… a quel Paese

Capita di andare al cinema di quel Paese, se per qualche scena del film “quel Paese” è anche il tuo.Andiamo-a-quel-paese

Capita di divertirsi, di riflettere, di sbellicarsi dal ridere e di tifare per i personaggi di Salvatore Ficarra e Valentino Picone, fino a lasciarsi coinvolgere totalmente dalla loro storia, dove oltre a qualche scorcio del tuo paese c’è anche tanta similitudine con ciò che accade intorno alla tua vita. Dove la corsa al “petrolio” da parte dei giovani, la fonte di ricchezza per vivere o sopravvivere, è davvero rappresentata dal riuscire a mettere le mani sulla pensione dei nonni, degli zii o di qualche caro parente (nella migliore delle ipotesi).

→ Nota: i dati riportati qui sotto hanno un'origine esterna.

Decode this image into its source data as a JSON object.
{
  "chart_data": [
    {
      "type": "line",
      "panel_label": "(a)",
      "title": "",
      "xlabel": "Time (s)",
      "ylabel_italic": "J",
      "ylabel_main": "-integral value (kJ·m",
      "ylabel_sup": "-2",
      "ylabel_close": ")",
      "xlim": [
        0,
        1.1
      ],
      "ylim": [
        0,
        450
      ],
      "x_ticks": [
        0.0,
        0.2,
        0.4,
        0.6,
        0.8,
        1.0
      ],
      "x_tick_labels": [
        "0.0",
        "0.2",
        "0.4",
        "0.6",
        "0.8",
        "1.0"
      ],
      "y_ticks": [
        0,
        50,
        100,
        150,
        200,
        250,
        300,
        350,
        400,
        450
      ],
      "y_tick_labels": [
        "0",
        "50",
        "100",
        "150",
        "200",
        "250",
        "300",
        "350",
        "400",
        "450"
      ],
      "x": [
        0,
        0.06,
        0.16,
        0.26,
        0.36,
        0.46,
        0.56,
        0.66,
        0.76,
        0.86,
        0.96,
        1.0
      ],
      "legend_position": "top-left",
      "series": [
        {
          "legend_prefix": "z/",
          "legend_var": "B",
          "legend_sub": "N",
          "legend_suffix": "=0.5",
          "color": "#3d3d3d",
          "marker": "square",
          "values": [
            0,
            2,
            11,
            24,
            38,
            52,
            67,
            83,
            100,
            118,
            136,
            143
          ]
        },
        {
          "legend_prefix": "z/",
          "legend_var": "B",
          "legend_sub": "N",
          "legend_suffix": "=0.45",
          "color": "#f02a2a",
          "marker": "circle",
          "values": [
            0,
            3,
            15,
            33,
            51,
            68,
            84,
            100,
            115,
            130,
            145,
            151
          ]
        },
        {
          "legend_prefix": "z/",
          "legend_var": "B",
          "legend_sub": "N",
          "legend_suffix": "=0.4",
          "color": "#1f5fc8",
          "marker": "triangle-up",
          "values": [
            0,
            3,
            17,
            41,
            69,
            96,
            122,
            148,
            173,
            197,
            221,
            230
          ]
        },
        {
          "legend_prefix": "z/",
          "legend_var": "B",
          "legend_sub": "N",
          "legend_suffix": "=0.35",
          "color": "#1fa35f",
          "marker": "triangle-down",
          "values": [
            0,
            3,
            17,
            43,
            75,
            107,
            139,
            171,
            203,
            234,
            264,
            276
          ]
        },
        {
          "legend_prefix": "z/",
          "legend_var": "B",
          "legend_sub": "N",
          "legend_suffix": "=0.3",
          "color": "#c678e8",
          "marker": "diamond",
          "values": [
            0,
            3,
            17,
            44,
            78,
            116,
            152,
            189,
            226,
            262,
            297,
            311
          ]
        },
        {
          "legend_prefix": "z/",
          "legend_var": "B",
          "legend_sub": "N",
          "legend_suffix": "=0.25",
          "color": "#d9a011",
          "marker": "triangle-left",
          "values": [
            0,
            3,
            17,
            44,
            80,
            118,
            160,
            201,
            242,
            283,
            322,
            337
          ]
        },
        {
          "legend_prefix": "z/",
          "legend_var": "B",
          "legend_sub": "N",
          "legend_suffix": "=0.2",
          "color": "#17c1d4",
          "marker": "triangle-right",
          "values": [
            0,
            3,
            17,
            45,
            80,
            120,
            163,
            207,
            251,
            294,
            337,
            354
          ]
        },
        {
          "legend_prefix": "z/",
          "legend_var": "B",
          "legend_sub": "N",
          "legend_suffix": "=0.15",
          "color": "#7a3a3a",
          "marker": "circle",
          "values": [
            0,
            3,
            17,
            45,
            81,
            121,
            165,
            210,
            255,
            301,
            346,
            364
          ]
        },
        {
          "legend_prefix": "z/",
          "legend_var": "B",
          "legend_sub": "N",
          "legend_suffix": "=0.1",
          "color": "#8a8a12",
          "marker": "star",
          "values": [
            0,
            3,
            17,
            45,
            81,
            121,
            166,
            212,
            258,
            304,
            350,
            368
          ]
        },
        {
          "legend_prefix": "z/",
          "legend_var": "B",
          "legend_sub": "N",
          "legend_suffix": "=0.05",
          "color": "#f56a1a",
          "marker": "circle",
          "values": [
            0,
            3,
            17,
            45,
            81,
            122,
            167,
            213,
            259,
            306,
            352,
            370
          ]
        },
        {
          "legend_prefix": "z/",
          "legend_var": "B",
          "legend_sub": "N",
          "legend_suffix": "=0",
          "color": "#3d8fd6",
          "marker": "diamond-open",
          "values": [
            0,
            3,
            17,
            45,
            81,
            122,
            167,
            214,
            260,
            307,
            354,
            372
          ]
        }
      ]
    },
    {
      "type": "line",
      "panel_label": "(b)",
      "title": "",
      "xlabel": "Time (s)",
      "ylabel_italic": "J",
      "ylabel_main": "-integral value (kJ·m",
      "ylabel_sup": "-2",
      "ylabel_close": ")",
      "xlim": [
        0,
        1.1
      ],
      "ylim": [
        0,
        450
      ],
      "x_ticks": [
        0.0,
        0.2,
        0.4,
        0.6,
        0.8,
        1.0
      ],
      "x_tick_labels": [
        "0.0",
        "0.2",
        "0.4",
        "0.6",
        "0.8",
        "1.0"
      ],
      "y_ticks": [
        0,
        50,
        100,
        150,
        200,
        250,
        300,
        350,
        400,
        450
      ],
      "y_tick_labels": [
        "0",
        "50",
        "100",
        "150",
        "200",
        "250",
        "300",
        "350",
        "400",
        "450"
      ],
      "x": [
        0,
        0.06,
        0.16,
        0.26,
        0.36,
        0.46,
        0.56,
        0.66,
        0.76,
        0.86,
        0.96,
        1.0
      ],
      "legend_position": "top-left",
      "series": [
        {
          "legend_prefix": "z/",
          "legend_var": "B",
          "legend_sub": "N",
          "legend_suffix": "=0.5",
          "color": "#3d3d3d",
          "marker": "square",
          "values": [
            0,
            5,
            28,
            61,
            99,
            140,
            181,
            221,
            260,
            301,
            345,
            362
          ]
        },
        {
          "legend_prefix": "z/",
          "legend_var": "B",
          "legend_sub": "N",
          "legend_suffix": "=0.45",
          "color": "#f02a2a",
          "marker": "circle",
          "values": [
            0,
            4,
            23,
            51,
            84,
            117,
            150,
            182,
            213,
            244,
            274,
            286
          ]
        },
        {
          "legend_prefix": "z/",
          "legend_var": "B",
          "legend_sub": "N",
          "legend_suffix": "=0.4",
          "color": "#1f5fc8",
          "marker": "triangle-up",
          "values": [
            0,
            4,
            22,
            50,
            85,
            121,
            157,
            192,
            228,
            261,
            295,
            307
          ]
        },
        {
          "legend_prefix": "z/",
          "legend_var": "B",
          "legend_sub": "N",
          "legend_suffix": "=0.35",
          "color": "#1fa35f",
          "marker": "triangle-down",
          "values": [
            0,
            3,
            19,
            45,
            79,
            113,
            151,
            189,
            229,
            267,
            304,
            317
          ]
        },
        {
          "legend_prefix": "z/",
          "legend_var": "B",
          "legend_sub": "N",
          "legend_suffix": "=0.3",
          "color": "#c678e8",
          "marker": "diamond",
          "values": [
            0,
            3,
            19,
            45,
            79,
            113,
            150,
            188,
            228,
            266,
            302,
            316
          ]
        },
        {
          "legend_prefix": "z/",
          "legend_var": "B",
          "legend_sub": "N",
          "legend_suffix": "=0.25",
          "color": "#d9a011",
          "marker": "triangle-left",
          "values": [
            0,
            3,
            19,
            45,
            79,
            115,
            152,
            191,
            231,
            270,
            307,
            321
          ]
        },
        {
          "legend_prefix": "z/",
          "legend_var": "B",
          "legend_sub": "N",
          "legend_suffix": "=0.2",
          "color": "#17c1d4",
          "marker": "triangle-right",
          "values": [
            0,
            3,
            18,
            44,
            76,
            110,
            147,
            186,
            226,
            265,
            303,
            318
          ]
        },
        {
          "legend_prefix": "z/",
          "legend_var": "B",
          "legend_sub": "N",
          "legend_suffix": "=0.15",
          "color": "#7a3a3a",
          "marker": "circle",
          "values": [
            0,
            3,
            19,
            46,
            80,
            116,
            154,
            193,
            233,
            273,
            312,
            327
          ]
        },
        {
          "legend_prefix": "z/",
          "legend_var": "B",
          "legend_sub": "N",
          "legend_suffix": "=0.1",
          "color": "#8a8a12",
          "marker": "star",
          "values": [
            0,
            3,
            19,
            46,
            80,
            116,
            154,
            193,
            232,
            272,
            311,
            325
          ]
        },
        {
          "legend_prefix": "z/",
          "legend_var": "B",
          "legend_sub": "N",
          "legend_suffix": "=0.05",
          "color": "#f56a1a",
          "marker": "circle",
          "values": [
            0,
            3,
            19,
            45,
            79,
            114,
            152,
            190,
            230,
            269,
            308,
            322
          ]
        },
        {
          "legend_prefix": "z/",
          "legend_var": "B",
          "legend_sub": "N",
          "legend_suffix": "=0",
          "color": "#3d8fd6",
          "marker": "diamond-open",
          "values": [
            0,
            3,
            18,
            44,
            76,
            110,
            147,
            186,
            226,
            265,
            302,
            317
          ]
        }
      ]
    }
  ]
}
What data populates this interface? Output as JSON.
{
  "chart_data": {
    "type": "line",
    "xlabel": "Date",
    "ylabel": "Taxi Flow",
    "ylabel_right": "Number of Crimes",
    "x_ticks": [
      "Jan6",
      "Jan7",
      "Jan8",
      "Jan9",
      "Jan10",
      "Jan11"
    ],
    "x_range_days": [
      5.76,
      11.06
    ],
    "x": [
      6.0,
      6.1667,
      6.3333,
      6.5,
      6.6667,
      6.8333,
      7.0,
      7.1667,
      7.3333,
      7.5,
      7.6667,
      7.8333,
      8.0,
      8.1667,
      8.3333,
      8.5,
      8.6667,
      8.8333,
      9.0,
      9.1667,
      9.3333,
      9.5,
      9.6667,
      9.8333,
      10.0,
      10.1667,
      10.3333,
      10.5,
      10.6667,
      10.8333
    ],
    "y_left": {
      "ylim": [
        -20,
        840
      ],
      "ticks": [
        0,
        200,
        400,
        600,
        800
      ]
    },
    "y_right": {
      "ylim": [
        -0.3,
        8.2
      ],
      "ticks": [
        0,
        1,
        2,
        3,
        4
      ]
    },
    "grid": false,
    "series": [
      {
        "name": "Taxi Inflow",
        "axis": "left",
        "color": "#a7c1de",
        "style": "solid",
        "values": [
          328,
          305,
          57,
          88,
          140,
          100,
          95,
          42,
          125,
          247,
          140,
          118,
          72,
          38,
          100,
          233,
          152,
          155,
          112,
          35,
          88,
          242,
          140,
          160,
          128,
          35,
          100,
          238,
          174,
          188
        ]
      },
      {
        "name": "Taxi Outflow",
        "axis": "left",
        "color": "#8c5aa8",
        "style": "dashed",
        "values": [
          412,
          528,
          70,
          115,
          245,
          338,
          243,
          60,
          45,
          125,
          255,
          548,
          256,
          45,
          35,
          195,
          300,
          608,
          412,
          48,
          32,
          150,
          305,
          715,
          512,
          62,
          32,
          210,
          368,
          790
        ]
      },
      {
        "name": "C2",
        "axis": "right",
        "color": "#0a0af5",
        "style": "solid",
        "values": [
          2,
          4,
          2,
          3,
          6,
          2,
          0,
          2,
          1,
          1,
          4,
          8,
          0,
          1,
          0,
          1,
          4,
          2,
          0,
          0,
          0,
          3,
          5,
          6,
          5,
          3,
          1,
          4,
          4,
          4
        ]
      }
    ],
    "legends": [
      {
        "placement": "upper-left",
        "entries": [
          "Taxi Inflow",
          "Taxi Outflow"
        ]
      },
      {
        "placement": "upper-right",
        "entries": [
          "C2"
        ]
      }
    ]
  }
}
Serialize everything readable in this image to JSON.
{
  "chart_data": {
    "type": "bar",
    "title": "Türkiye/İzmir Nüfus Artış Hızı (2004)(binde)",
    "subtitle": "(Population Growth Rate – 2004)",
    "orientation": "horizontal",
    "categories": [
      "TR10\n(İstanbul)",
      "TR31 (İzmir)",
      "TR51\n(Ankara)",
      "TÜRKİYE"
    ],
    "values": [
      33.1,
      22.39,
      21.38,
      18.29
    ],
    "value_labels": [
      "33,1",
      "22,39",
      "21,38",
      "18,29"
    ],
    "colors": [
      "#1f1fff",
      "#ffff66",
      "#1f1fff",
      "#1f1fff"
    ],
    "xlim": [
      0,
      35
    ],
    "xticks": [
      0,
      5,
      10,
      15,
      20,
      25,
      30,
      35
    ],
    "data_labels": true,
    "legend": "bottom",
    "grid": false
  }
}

Capita di assistere ad un film gioioso e ben fatto, dove non la tiri lunga e ammicchi compiaciuto fino al finale dove, con Salvatore e Valentino, percorri i corridoio del palazzo “Nobiliare”. Un luogo che è persino disagiante per la raffinata impeccabilità, dove si sta per svolgere il rituale per la conquista della agognata “raccomandazione”.

Come in una processione: attraversando porte che aprono su stanze, verso altre porte che aprono su altre stanze, fino a giungere nella stanza del “dunque” e scoprire che si è arrivati a un “punto morto”, con tanto di feretro del “Titolare”!

E lì, il film poteva finire con dignità. Senza il servilismo dell’affermare in pseudo satira che bisogna continuare a pregare i corrotti e i corruttori, i faccendieri e gli affaccendati, in buona sostanza la stesse persone di “merda” di sempre – nelle stesse modalità di sempre – per avere la possibilità di guadagnarsi da vivere lavorando.

Decisamente: No. Il messaggio finale non mi è calato e lo rigetto, senza nulla togliere allo sbellicamento di tutto il resto del film che quell’infelice e breve finale ha preceduto.